Last week’s trading floor chatter had a certain feel to it, half nervousness, half excitement, the kind that arises when everyone wants in but no one is quite sure what’s driving a move. In just five sessions, quantum computing stocks increased by nearly thirty percent. Names that were previously on the periphery of most portfolios, such as IonQ, D-Wave, and Rigetti, suddenly dominated the watchlists of both hedge fund analysts and retail traders. Beneath the cacophony, there’s a feeling that something genuine is taking place. Another question is whether the price action is truly justified by the science.
The atmosphere is different when you walk into any university’s physics department working on qubits. There, researchers discuss years rather than earnings quarters. They discuss error correction thresholds and decoherence times in a manner similar to that of a winemaker discussing tannins: slowly and with consideration for factors that resist haste. By any technical standard, IonQ’s claim of 99.99% two-qubit gate fidelity is truly impressive, but no one has figured out how to translate that into a 256-qubit system without sacrificing accuracy. The business claims to be making progress. Reading between the lines, the lab reports indicate that the path is more difficult than a quarterly investor letter can explain.
However, when it comes to momentum, the numbers are honest. In Q1, revenue increased 755% year over year. a 256-qubit unit’s first sale. new collaborations on research with organizations that would not have responded a year ago. Even when adjusted EBITDA indicates a $96.8 million loss for the same quarter, that kind of growth is noticeable. Investors seem to think that the technology is close enough that being ahead of the curve is more important than making money. This is a well-known wager, similar to the one that made some Tesla shareholders extremely wealthy while ruining others who purchased Solyndra.
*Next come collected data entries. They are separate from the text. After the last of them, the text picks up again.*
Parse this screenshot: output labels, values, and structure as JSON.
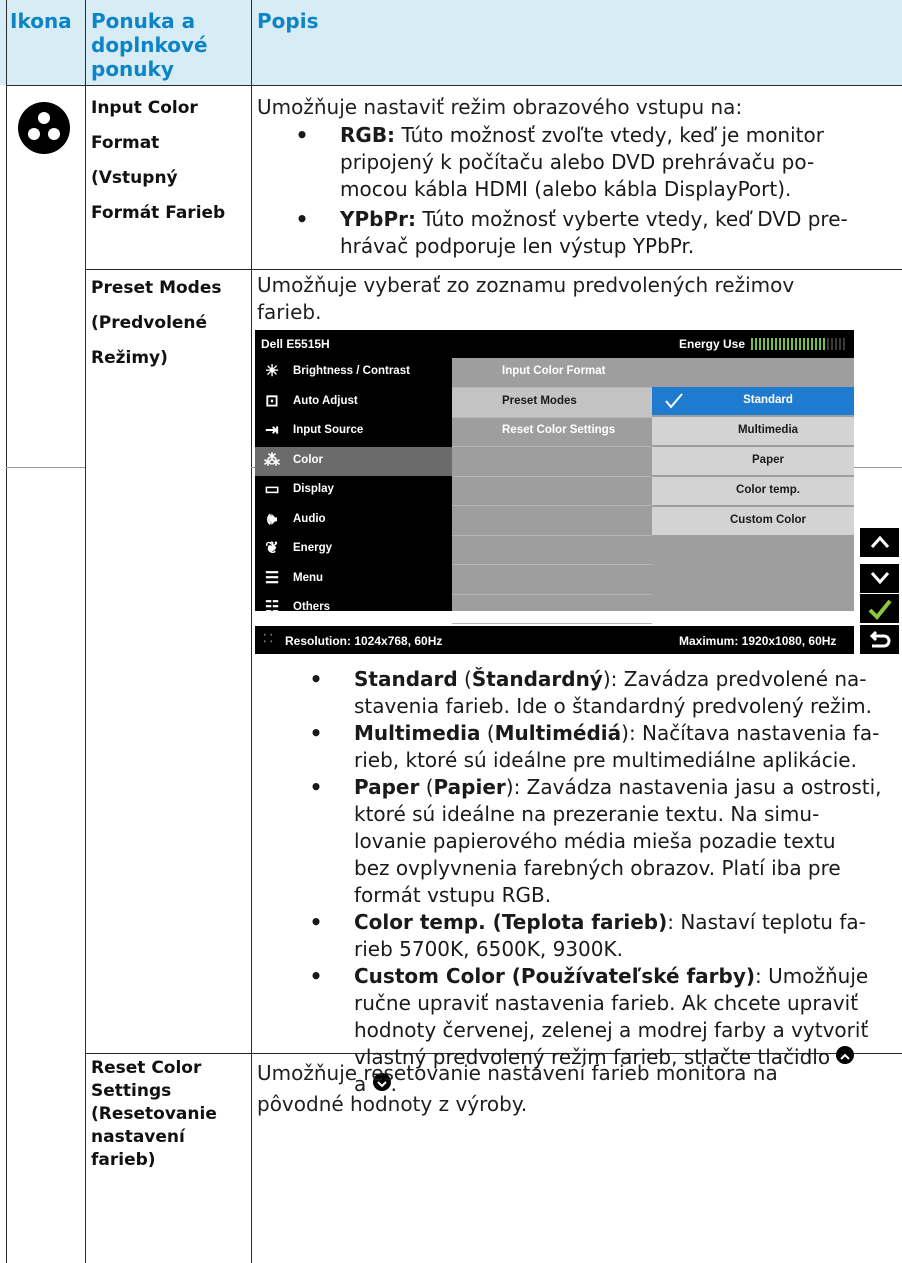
{
  "header": {
    "col_icon": "Ikona",
    "col_menu": "Ponuka a doplnkové ponuky",
    "col_desc": "Popis"
  },
  "rows": {
    "input_color_format": {
      "label_1": "Input Color",
      "label_2": "Format",
      "label_3": "(Vstupný",
      "label_4": "Formát Farieb",
      "intro": "Umožňuje nastaviť režim obrazového vstupu na:",
      "b1_term": "RGB:",
      "b1_l1": "Túto možnosť zvoľte vtedy, keď je monitor",
      "b1_l2": "pripojený k počítaču alebo DVD prehrávaču po-",
      "b1_l3": "mocou kábla HDMI (alebo kábla DisplayPort).",
      "b2_term": "YPbPr:",
      "b2_l1": "Túto možnosť vyberte vtedy, keď DVD pre-",
      "b2_l2": "hrávač podporuje len výstup YPbPr."
    },
    "preset_modes": {
      "label_1": "Preset Modes",
      "label_2": "(Predvolené",
      "label_3": "Režimy)",
      "intro_1": "Umožňuje vyberať zo zoznamu predvolených režimov",
      "intro_2": "farieb.",
      "s_term": "Standard",
      "s_term_sk": "Štandardný",
      "s_l1": ": Zavádza predvolené na-",
      "s_l2": "stavenia farieb. Ide o štandardný predvolený režim.",
      "m_term": "Multimedia",
      "m_term_sk": "Multimédiá",
      "m_l1": ": Načítava nastavenia fa-",
      "m_l2": "rieb, ktoré sú ideálne pre multimediálne aplikácie.",
      "p_term": "Paper",
      "p_term_sk": "Papier",
      "p_l1": ": Zavádza nastavenia jasu a ostrosti,",
      "p_l2": "ktoré sú ideálne na prezeranie textu. Na simu-",
      "p_l3": "lovanie papierového média mieša pozadie textu",
      "p_l4": "bez ovplyvnenia farebných obrazov. Platí iba pre",
      "p_l5": "formát vstupu RGB.",
      "c_term": "Color temp. (Teplota farieb)",
      "c_l1": ": Nastaví teplotu fa-",
      "c_l2": "rieb 5700K, 6500K, 9300K.",
      "cc_term": "Custom Color (Používateľské farby)",
      "cc_l1": ": Umožňuje",
      "cc_l2": "ručne upraviť nastavenia farieb. Ak chcete upraviť",
      "cc_l3": "hodnoty červenej, zelenej a modrej farby a vytvoriť",
      "cc_l4": "vlastný predvolený režim farieb, stlačte tlačidlo",
      "cc_l5a": "a",
      "cc_l5b": "."
    },
    "reset_color": {
      "label_1": "Reset Color",
      "label_2": "Settings",
      "label_3": "(Resetovanie",
      "label_4": "nastavení",
      "label_5": "farieb)",
      "desc_1": "Umožňuje resetovanie nastavení farieb monitora na",
      "desc_2": "pôvodné hodnoty z výroby."
    }
  },
  "osd": {
    "model": "Dell E5515H",
    "energy_label": "Energy Use",
    "energy_level": 0.78,
    "menu": [
      {
        "label": "Brightness / Contrast",
        "icon": "sun-icon"
      },
      {
        "label": "Auto Adjust",
        "icon": "auto-adjust-icon"
      },
      {
        "label": "Input Source",
        "icon": "input-source-icon"
      },
      {
        "label": "Color",
        "icon": "color-dots-icon"
      },
      {
        "label": "Display",
        "icon": "display-icon"
      },
      {
        "label": "Audio",
        "icon": "speaker-icon"
      },
      {
        "label": "Energy",
        "icon": "leaf-icon"
      },
      {
        "label": "Menu",
        "icon": "menu-icon"
      },
      {
        "label": "Others",
        "icon": "sliders-icon"
      }
    ],
    "submenu": [
      "Input Color Format",
      "Preset Modes",
      "Reset Color Settings"
    ],
    "options": [
      "Standard",
      "Multimedia",
      "Paper",
      "Color temp.",
      "Custom Color"
    ],
    "resolution": "Resolution: 1024x768, 60Hz",
    "maximum": "Maximum: 1920x1080, 60Hz"
  }
}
A more subdued version of the same tale is told in D-Wave Quantum. D-Wave has spent years carving out a niche in quantum annealing, solving optimization problems for schedulers and logistics companies, while IonQ pursues gate-based supremacy. Between 2024 and 2025, revenue increased by 179%. Although it’s not a glamorous job, it pays well. There is merit to a business that already has clients utilizing its equipment, even if those clients are using it to solve issues that most people couldn’t discuss at a dinner party.

Alphabet observes from above all of this. Because the search company finances whatever it wants, its quantum division doesn’t need to raise money from a dubious market. Google’s researchers have already demonstrated that they can use quantum techniques to crack some cryptographic protocols, and they have cautioned the industry to update encryption standards by 2029. It’s not marketing. That calendar deadline was created by physicists, who don’t typically make things up.
It’s unlikely that a single breakthrough was the reason for the 30% weekly move. Seldom is it. Some of it was short covering, some momentum trading, and some real institutional repositioning ahead of what is now publicly referred to as “the AI sequel.” It’s difficult to ignore the trend: a market that has learned to buy first and read the white papers later, a few public companies, and a technology with genuine promise. Patience—something the market has never been known for—is more important to the outcome than the qubits.